The first woman to serve as The New York Times’ chief food critic wrote over a dozen books, including a classic history of an iconic Jewish food: “The Bialy Eaters: The Story of a Bread and a Lost World.” She also wrote about her own Jewish upbringing and her observations on the evolution of Jewish cuisines over the second half of the 20th century. She died on April 6 at 97.

Jerry Springer

Before hosting the most popular tabloid-inspired talk show in the country, Jerry Springer had a promising political career, serving as mayor of Cincinnati in 1977. Much of his family did not survive the Holocaust, but his German parents escaped to London, where he was born in a tube station in 1944. He died on April 27 at 79.

Sheldon Harnick

While Topol was the public face of “Fiddler on the Roof,” Sheldon Harnick was the lyricist behind the scenes of the show’s legendary songs. “We hoped with any luck that it might run a year,” Harnick said in 1981. “We were totally unprepared for the impact the show would have literally around the world.” He died on June 23 at 99.

Alan Arkin

The son of Ukrainian and German Jewish immigrants in Brooklyn knew he would be a movie star at age 5. Over a nearly seven-decade career, Alan Arkin imbued comic roles with pathos and serious roles with a touch of sardonic humor.
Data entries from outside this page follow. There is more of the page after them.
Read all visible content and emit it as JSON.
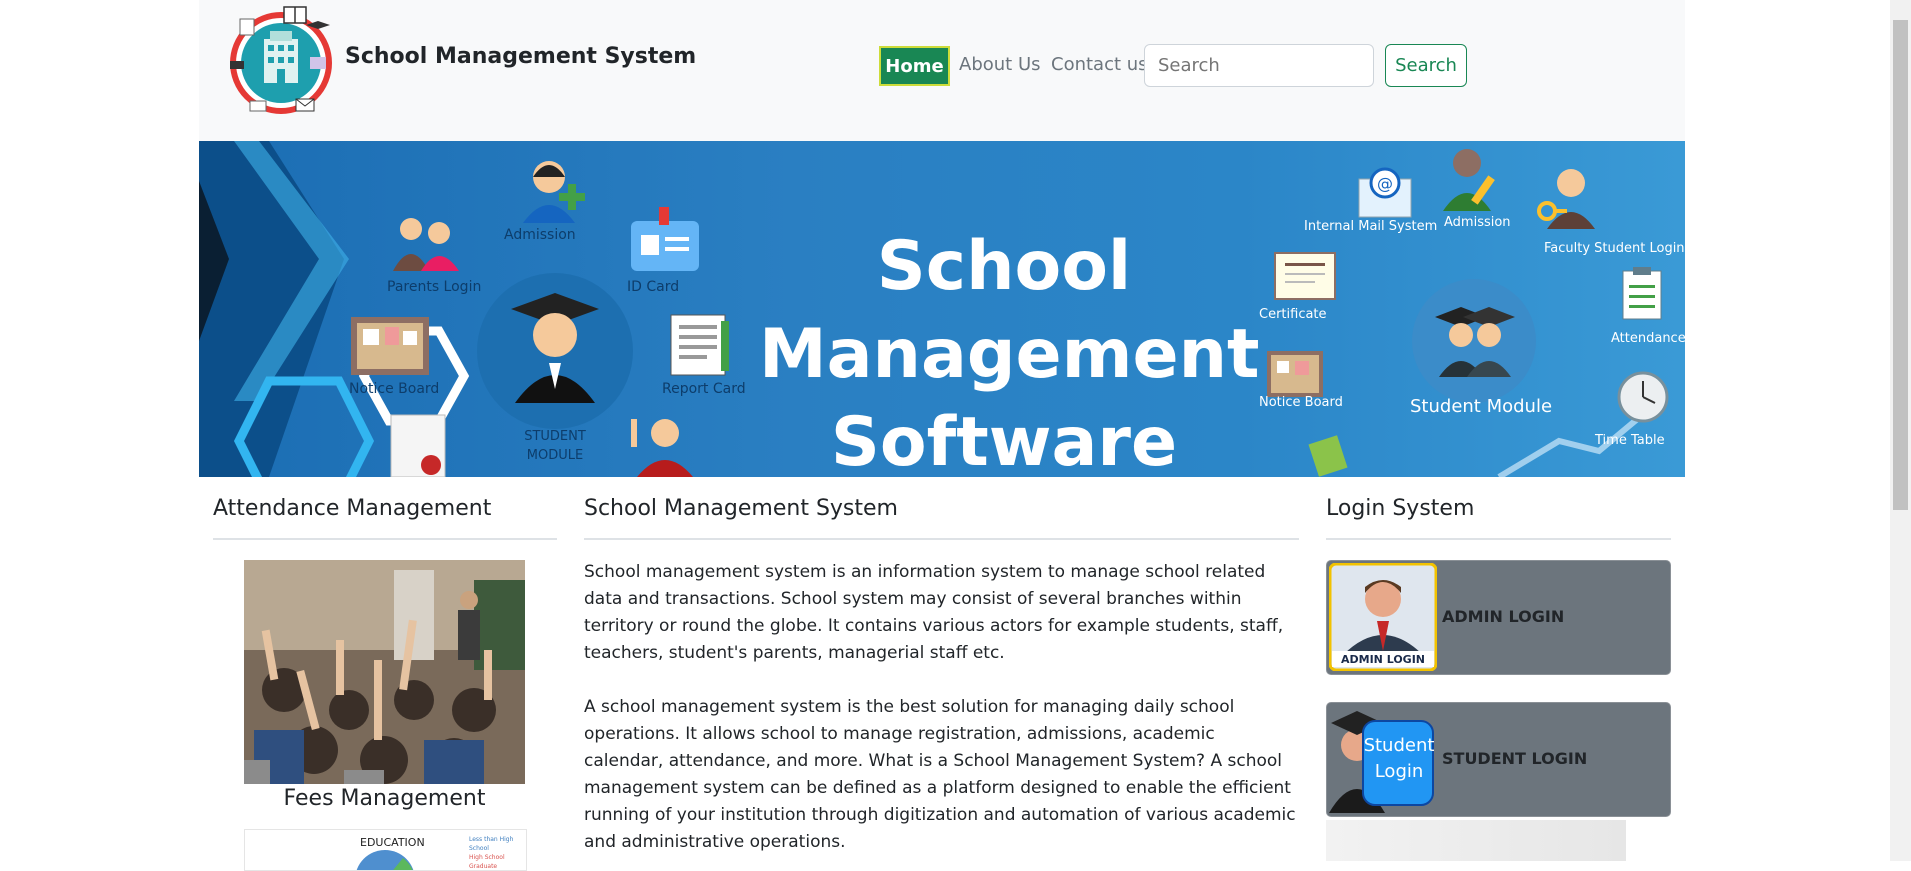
{
  "header": {
    "brand": "School Management System",
    "nav": {
      "home": "Home",
      "about": "About Us",
      "contact": "Contact us"
    },
    "search": {
      "placeholder": "Search",
      "button": "Search"
    }
  },
  "banner": {
    "title_lines": [
      "School",
      "Management",
      "Software"
    ],
    "labels": {
      "admission_left": "Admission",
      "parents_login": "Parents Login",
      "id_card": "ID Card",
      "notice_board_left": "Notice Board",
      "report_card": "Report Card",
      "student_module_left": "STUDENT\nMODULE",
      "internal_mail": "Internal Mail System",
      "admission_right": "Admission",
      "faculty_login": "Faculty Student Login",
      "certificate": "Certificate",
      "attendance": "Attendance",
      "notice_board_right": "Notice Board",
      "student_module_right": "Student Module",
      "time_table": "Time Table"
    }
  },
  "left_column": {
    "title": "Attendance Management",
    "fees_title": "Fees Management",
    "chart_thumb": {
      "title": "EDUCATION",
      "legend": [
        "Less than High School",
        "High School Graduate"
      ]
    }
  },
  "middle_column": {
    "title": "School Management System",
    "paragraphs": [
      "School management system is an information system to manage school related data and transactions. School system may consist of several branches within territory or round the globe. It contains various actors for example students, staff, teachers, student's parents, managerial staff etc.",
      "A school management system is the best solution for managing daily school operations. It allows school to manage registration, admissions, academic calendar, attendance, and more. What is a School Management System? A school management system can be defined as a platform designed to enable the efficient running of your institution through digitization and automation of various academic and administrative operations."
    ]
  },
  "right_column": {
    "title": "Login System",
    "admin": {
      "label": "ADMIN LOGIN",
      "badge": "ADMIN LOGIN"
    },
    "student": {
      "label": "STUDENT LOGIN",
      "badge_line1": "Student",
      "badge_line2": "Login"
    }
  },
  "colors": {
    "navbar_bg": "#f8f9fa",
    "accent_green": "#198754",
    "banner_blue": "#2a7fc2",
    "card_gray": "#6c757d"
  }
}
He died on June 29 at 89.

Paul Reubens

The man behind Pee-wee Herman, one of the most bizarre and iconic on-screen characters of the 20th century, had a father who flew key missions as a pilot in Israel’s war of independence. At the height of his fame in 1987, Paul Reubens acknowledged that his act built on the Jewish comedians who came before him, including vaudevillian Eddie Cantor. He died on July 31 at 70.

Nechama Tec

As a member of one of only three Jewish families from Lublin, Poland, to survive the Holocaust intact from a prewar population of some 40,000, Nehama Tec became a historian whose book about a group of partisan Jews in Belarus who successfully defied the Nazis was made into the 2008 blockbuster film “Defiance.” She died on Aug. 3 at 92.

Phil Sherman

Cantor Philip Sherman’s biggest audience might have been for his part as a judge on the Netflix series “Orange is the New Black.” But his most prominent role was as one of New York’s most in-demand mohels, performing, by his own estimate, more than 26,000 circumcisions during his 45-year career. He died on Aug. 9 at 67.

Dianne Feinstein

For decades before she was scrutinized for remaining in the Senate despite clearly diminished health, Dianne Feinstein was a Jewish trailblazer. She championed gun control as mayor of San Francisco in the wake of Harvey Milk’s murder and later became a women’s rights leader as the longest-serving Jewish senator from California. She died on Sept. 23 at 90.

Louise Glück

The acclaimed poet won the Nobel Prize in Literature in 2020 for “her unmistakable poetic voice that with austere beauty makes individual existence universal.” Louise Glück didn’t talk much about her Jewish roots, but she turned to the Bible for occasional inspiration; one critic wrote that her Jewishness was “bound up with how she interprets canons both secular and sacred.” She died on Oct. 13 at 80.

Ady Barkan

Ady Barkan, an Israeli-American lawyer and child of two Jewish academics in Boston, became one of the country’s most visible progressive activists for single-payer health care shortly after being diagnosed with ALS in 2016. His name was invoked in a Democratic presidential debate in 2019, when Sen. Elizabeth Warren cited his personal story as an example of the shortfalls of private insurance. He died on Nov. 1 at 39.

Henry Kissinger

One of the most prominent secretaries of state of all time was reviled by just as many who worshiped his influential policy legacy. Henry Kissinger once said his Jewishness had “no significance” for him, but that part of his identity would play a part in his relationships with leaders ranging from Richard Nixon to Golda Meir. He died on Nov. 29 at age 100.

Norman Lear

The sitcom king — whose shows included “All in the Family,” “Sanford and Sons” and “The Jeffersons” — had as decorated a resume as any TV producer. But Norman Lear’s work is now also remembered as pioneering social commentary, inspired in part by the antisemitism he experienced as a child. He died on Dec. 5 at 101.